2018 Primetime Emmy
& James Beard Award Winner

Start Each Morning Cooking Breakfast Together

Start Each Morning Cooking Breakfast Together

Porridge on Lake Issyk Kul

I open my eyes to darkness, save for a cookie cutter oval of sky. Pushing back the cloth flap I exit the yurt and walk down to the water. My legs ache; yesterday I had ridden a horse through hours of undulating plains towards a blue smudge on the horizon that slowly expanded into Lake Issyk Kul.

I had arrived in Bishkek, Kyrgyzstan the week before in May 2012. The nonprofit I led funded youth activism around HIV and human rights, and had organized an advocacy workshop for our new grantees from Russia, Ukraine, and Kyrgyzstan. The women in the workshop were fierce: many of them started using heroin as teenagers, had survived violence from police and boyfriends, and now ran grassroots organizations on tiny budgets. The group based in Bishkek stood out in particular. Its leader, Jamila, was a single mom with blue-black hair who wanted to support other young women who started using heroin, were kicked out of their homes and forced to live on the streets.
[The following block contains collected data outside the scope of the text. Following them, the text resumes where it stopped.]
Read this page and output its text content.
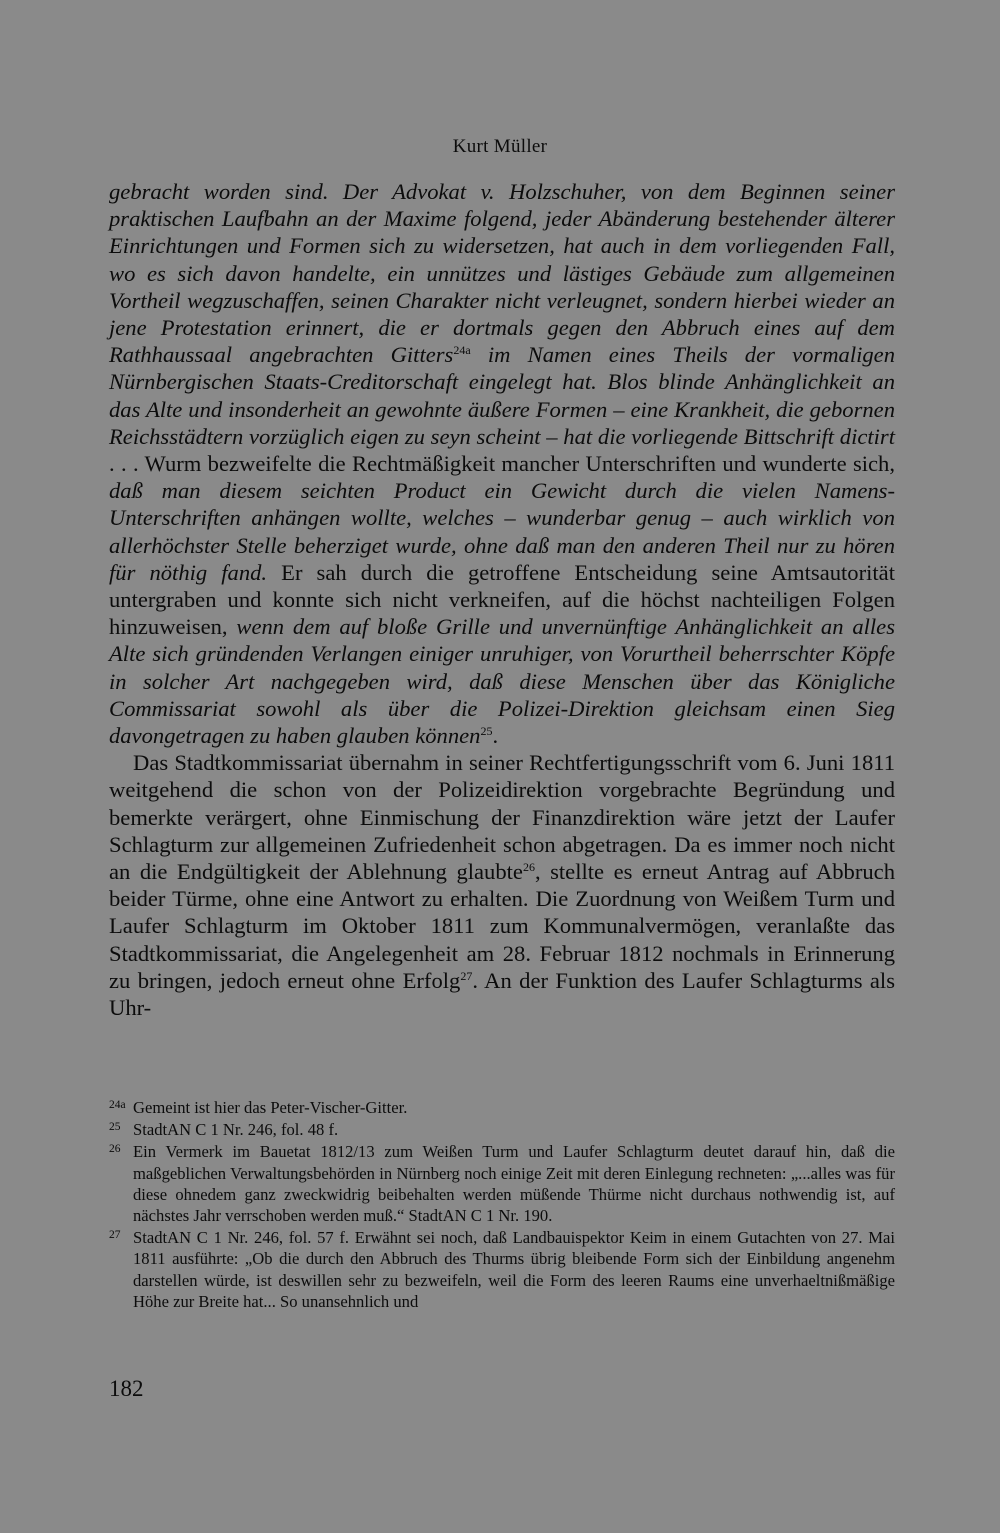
Kurt Müller

gebracht worden sind. Der Advokat v. Holzschuher, von dem Beginnen seiner praktischen Laufbahn an der Maxime folgend, jeder Abänderung bestehender älterer Einrichtungen und Formen sich zu widersetzen, hat auch in dem vorliegenden Fall, wo es sich davon handelte, ein unnützes und lästiges Gebäude zum allgemeinen Vortheil wegzuschaffen, seinen Charakter nicht verleugnet, sondern hierbei wieder an jene Protestation erinnert, die er dortmals gegen den Abbruch eines auf dem Rathhaussaal angebrachten Gitters$^{24a}$ im Namen eines Theils der vormaligen Nürnbergischen Staats-Creditorschaft eingelegt hat. Blos blinde Anhänglichkeit an das Alte und insonderheit an gewohnte äußere Formen – eine Krankheit, die gebornen Reichsstädtern vorzüglich eigen zu seyn scheint – hat die vorliegende Bittschrift dictirt . . . Wurm bezweifelte die Rechtmäßigkeit mancher Unterschriften und wunderte sich, daß man diesem seichten Product ein Gewicht durch die vielen Namens-Unterschriften anhängen wollte, welches – wunderbar genug – auch wirklich von allerhöchster Stelle beherziget wurde, ohne daß man den anderen Theil nur zu hören für nöthig fand. Er sah durch die getroffene Entscheidung seine Amtsautorität untergraben und konnte sich nicht verkneifen, auf die höchst nachteiligen Folgen hinzuweisen, wenn dem auf bloße Grille und unvernünftige Anhänglichkeit an alles Alte sich gründenden Verlangen einiger unruhiger, von Vorurtheil beherrschter Köpfe in solcher Art nachgegeben wird, daß diese Menschen über das Königliche Commissariat sowohl als über die Polizei-Direktion gleichsam einen Sieg davongetragen zu haben glauben können$^{25}$.

Das Stadtkommissariat übernahm in seiner Rechtfertigungsschrift vom 6. Juni 1811 weitgehend die schon von der Polizeidirektion vorgebrachte Begründung und bemerkte verärgert, ohne Einmischung der Finanzdirektion wäre jetzt der Laufer Schlagturm zur allgemeinen Zufriedenheit schon abgetragen. Da es immer noch nicht an die Endgültigkeit der Ablehnung glaubte$^{26}$, stellte es erneut Antrag auf Abbruch beider Türme, ohne eine Antwort zu erhalten. Die Zuordnung von Weißem Turm und Laufer Schlagturm im Oktober 1811 zum Kommunalvermögen, veranlaßte das Stadtkommissariat, die Angelegenheit am 28. Februar 1812 nochmals in Erinnerung zu bringen, jedoch erneut ohne Erfolg$^{27}$. An der Funktion des Laufer Schlagturms als Uhr-

24a Gemeint ist hier das Peter-Vischer-Gitter.
25 StadtAN C 1 Nr. 246, fol. 48 f.
26 Ein Vermerk im Bauetat 1812/13 zum Weißen Turm und Laufer Schlagturm deutet darauf hin, daß die maßgeblichen Verwaltungsbehörden in Nürnberg noch einige Zeit mit deren Einlegung rechneten: „...alles was für diese ohnedem ganz zweckwidrig beibehalten werden müßende Thürme nicht durchaus nothwendig ist, auf nächstes Jahr verrschoben werden muß.“ StadtAN C 1 Nr. 190.
27 StadtAN C 1 Nr. 246, fol. 57 f. Erwähnt sei noch, daß Landbauispektor Keim in einem Gutachten von 27. Mai 1811 ausführte: „Ob die durch den Abbruch des Thurms übrig bleibende Form sich der Einbildung angenehm darstellen würde, ist deswillen sehr zu bezweifeln, weil die Form des leeren Raums eine unverhaeltnißmäßige Höhe zur Breite hat... So unansehnlich und
182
We spent several long days together, from the sterile hotel breakfast room with its chilled slices of meat and boiled eggs to dinners over fluffy rice paloo and kebabs. The women debated how much they could criticize government officials in their countries, and weighed the potential consequences of speaking out. They argued and took care of each other, wrapping up leftover food from the meeting to distribute to others.

On the last day, we visited a women’s shelter in Bishkek set in an unassuming house behind a large gate. Jamila and several of the meeting participants were currently living there, and she gave us a tour, showing off her bed and cradling her infant son. She spent the most time in the small kitchen, where she pointed out each item with pride: the stash of pots, the boxy fridge, a basket of potatoes, slender carrots. The shelter’s director told us that when money was tight (providing direct services was no longer an international donor priority), they couldn’t afford many food items but they kept the kitchen running, no matter what. “We start each morning cooking breakfast together,” she said.

After the training, my colleague and friend Selbi—a vivacious self-declared feminist activist from Kyrgyzstan—arranged for me and my boyfriend to travel to a yurt. She sorted the arrangements on the phone in rapid fire Russian, pausing only once to ask, “You like horses right?” The next day we drove in a car for several hours through a sun-baked countryside, spending the night in a small village. In the morning a man arrived at the guest house with two horses; we followed him silently into the brush, save for the staccato clack of hooves.

That morning on Lake Issyk Kul’s blue edge, I tentatively submerge my ankles into the water and shiver at its glacial chill. A bell suddenly rings out signaling breakfast. Inside a large tent, the friendly host has laid out freshly brewed tea and a giant container of Nescafe. She spoons milk-infused rice porridge into porcelain bowls dotted with blue flowers. There is also homemade bread accompanied by orange and plum jams. We eat quietly alongside her children, savoring the porridge that smells vaguely of cardamom and the holidays. I think of Jamila, and the other women I’d met from Bishkek, back in their communal kitchen where they are likely eating something similar, food a thread connecting our different lives.

Breakfast can be a routine and ordinary meal, but sometimes it can be a way of building solidarity among strangers sharing a home, the spark of activism against all odds.